Un obiettivo, come detto in incipit, arrivato se non al traguardo a un passo da esso: sarebbero solo da firmare tombali e contratti dei lavoratori coi nuovi datori. A far la parte del leone saranno il gruppo Tarros con le controllate Terminal del Golfo e Car Box e l’altra impresa portuale Eagle Service, che subentrerà fra l’altro nell’appalto di Port Service. Un ruolo lo avranno anche il Consorzio Asterix e La Spezia Port Service.

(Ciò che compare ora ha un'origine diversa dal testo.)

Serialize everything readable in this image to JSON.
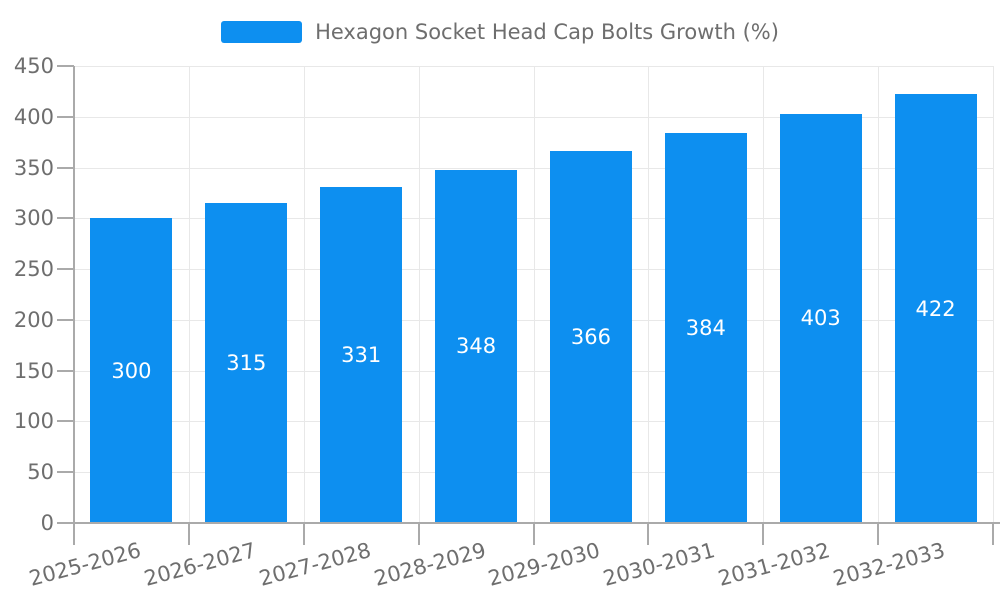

“Si è conclusa in tempi estremamente rapidi, senza interrompere le attività portuali e mantenendo gli abituali livelli di efficienza, la complessa vertenza relativa al futuro dei lavoratori Sea Log. Questo grazie all’impegno di una comunità portuale che ha saputo esprimere grande determinazione, senso di responsabilità e spirito di coesione. Sotto la regia di Adsp, che ha promosso e coordinato il tavolo di confronto dedicato alla salvaguardia dei livelli occupazionali, è stato favorito un dialogo costruttivo tra tutte le parti coinvolte ed il fondamentale contributo di Confindustria e delle organizzazioni sindacali, che hanno collaborato con grande concretezza durante tutte le fasi della trattativa; un gruppo di importanti operatori del cluster portuale (Terminal del Golfo, Car Box, Eagle Service, La Spezia Port Service, Spezia e Carrara Cruise Terminal) hanno dimostrato concreta disponibilità al confronto e hanno assunto un ruolo attivo nella ricerca di una soluzione condivisa, evitando che una situazione particolarmente delicata potesse degenerare con pesanti ripercussioni sul piano sociale ed economico” ha commentato l’Adsp di Spezia.